Francis Chung/POLITICO via AP Images
The 1999 Mankato West High School state champions take the stage at the DNC.
I’m not sure what convention planners were thinking, but it was asking a lot of their vice-presidential nominee, normie dad and high school coach Tim Walz, to have to follow Stevie Wonder, John Legend, and Oprah, whose perfectly intoned and choreographed surprise appearance was closer to a musical performance than a speech. Each of the three were wonderful in their own distinct ways. Oprah had the kind of whammo zingers that speakers have been hurling at Trump and the Republicans throughout the convention, but she delivered them (e.g., we’re running against “people who believe books are dangerous and assault weapons are safe”) with such panache as to make clear the difference between a pro and mere amateurs.
A few of the pols who preceded Walz to the podium were pros themselves. House Democratic Leader and perhaps Speaker-to-Be Hakeem Jeffries proved himself to be something of a unicorn by delivering a genuinely rousing speech. Legislative leaders, even great legislative leaders like Sam Rayburn, Lyndon Johnson and, yes, Nancy Pelosi, are masters of inside ball, knowing which buttons to push and which forces to mobilize to get their members to vote a certain way, and which members can afford to take a risky vote on a certain issue and which can’t. Nowhere in their job description does “ability to deliver a compelling public speech” appear, as Pelosi, surely the best pol the Dems have had in many years, demonstrated in her brief, flat speech last night. Still, she delivered the highest form of Pelosi praise to Kamala Harris by calling her “astute and strategic”—cardinal virtues in Pelosi’s world, and pretty good virtues in anyone’s.

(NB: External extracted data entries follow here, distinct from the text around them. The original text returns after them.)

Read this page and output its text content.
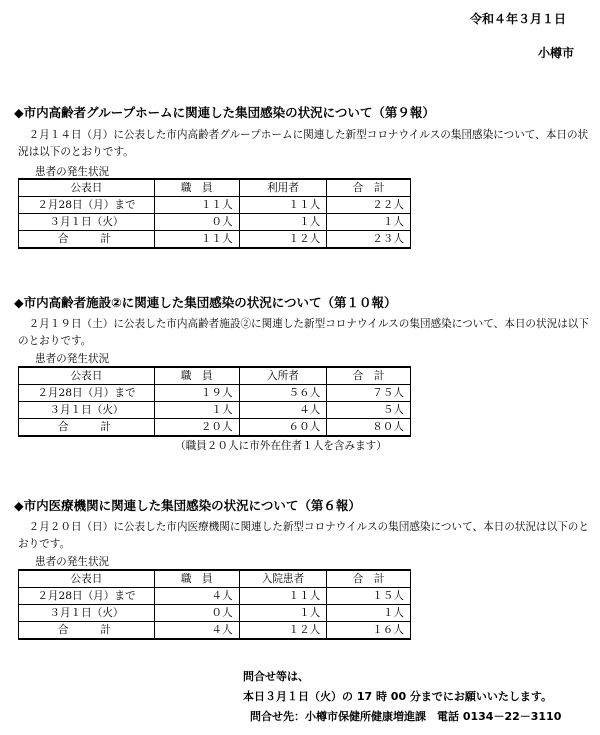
令和４年３月１日
小樽市
◆市内高齢者グループホームに関連した集団感染の状況について（第９報）
２月１４日（月）に公表した市内高齢者グループホームに関連した新型コロナウイルスの集団感染について、本日の状況は以下のとおりです。
患者の発生状況
公表日	職　員	利用者	合　計
２月28日（月）まで	１１人	１１人	２２人
３月１日（火）	０人	１人	１人
合計	１１人	１２人	２３人
◆市内高齢者施設②に関連した集団感染の状況について（第１０報）
２月１９日（土）に公表した市内高齢者施設②に関連した新型コロナウイルスの集団感染について、本日の状況は以下のとおりです。
患者の発生状況
公表日	職　員	入所者	合　計
２月28日（月）まで	１９人	５６人	７５人
３月１日（火）	１人	４人	５人
合計	２０人	６０人	８０人
（職員２０人に市外在住者１人を含みます）
◆市内医療機関に関連した集団感染の状況について（第６報）
２月２０日（日）に公表した市内医療機関に関連した新型コロナウイルスの集団感染について、本日の状況は以下のとおりです。
患者の発生状況
公表日	職　員	入院患者	合　計
２月28日（月）まで	４人	１１人	１５人
３月１日（火）	０人	１人	１人
合計	４人	１２人	１６人
問合せ等は、
本日３月１日（火）の 17 時 00 分までにお願いいたします。
問合せ先：小樽市保健所健康増進課　電話 0134－22－3110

The best campaigner I have ever seen also preceded Walz to the podium, but he was so visibly and audibly frail that his super-sharp ability to make a point more effectively than any of his fellow pols, while still present, was muted. Bill Clinton still could inform the nation that a look at the 51 million new jobs America had created since the end of the Cold War revealed that 50 million had been created during Democratic presidencies and just one million during Republican presidencies. He still could ask listeners to imagine what foreign leaders must think when they hear Trump riff on “the late, great Hannibal Lecter.” But while suffering none of the occasional verbal mishaps that age has imposed on Joe Biden, Clinton was at times as inaudible as Biden, and he allowed as how this was likely to be his final Democratic convention, ending a streak that had begun in 1972.
But even a frail Clinton, much less an Oprah on what might have been her best night, was a tough act for Tim Walz to follow. So the planners decided to go with—actually, to magnify—just how neighborhood normal the guy really is. Just as the top banana of old vaudeville acts would be preceded on stage by a line of chorus girls, Walz was preceded by the now middle-aged members of Mankato West High School’s 1999 state champion football team, for whom Walz was defensive coordinator. Normie dads, some now way out of shape, led the way for Coach Walz to take the stage and deliver his distinctive normie American, good-neighbor, progressive Democrat acceptance speech. Some of it was adapted from the stump speech he’s been giving to great effect around the country. But it hit all the right notes for a national audience.
If all this normie-ness didn’t fully normalize Walz’s progressive achievements, he took care to tout not only his enactment of paid sick leave and groundbreaking pro-union laws and universal school breakfasts and lunches, but also, repeatedly, the middle-class tax cuts he signed into law as well. Walz also spoke, more than I’ve heard him do so before, in his coach persona. There was a bit of John Madden drawing play diagrams in his delivery, and a touch of Pat O’Brien playing the sainted Knute Rockne in The Spirit of Notre Dame, telling Democrats to win one for—well, not for the Gipper (who had been played in that 1930s Warner Bros. film by a young Ronald Reagan)—but for Kamala, and the nation, and your kids.
Democrats are clearly endeavoring to take two fundamental identities away from the Republicans and make them their own. With a huge assist from the Republican justices who ended women’s right to abortions, they are very skillfully stripping Republicans of their claims to being the party of freedom, while noting all the freedoms—from theocrats, from gun violence, from workplace tyrants—that now find their champions in Democratic ranks. And with a huge assist from Republicans who’ve turned their party into a cult that worships a malignant narcissist, they’re proclaiming that American normality now is embodied in the Democratic Party, where normality is personified not just by Coach Walz but by Harris as well, by the very diversity of very different normal Americans that has always been the essence of the real American exceptionalism. Stripped of those two faux identities, that leaves Republicans as the party of opposition to both majority rule and minority rights: anti-democracy and just plain weird.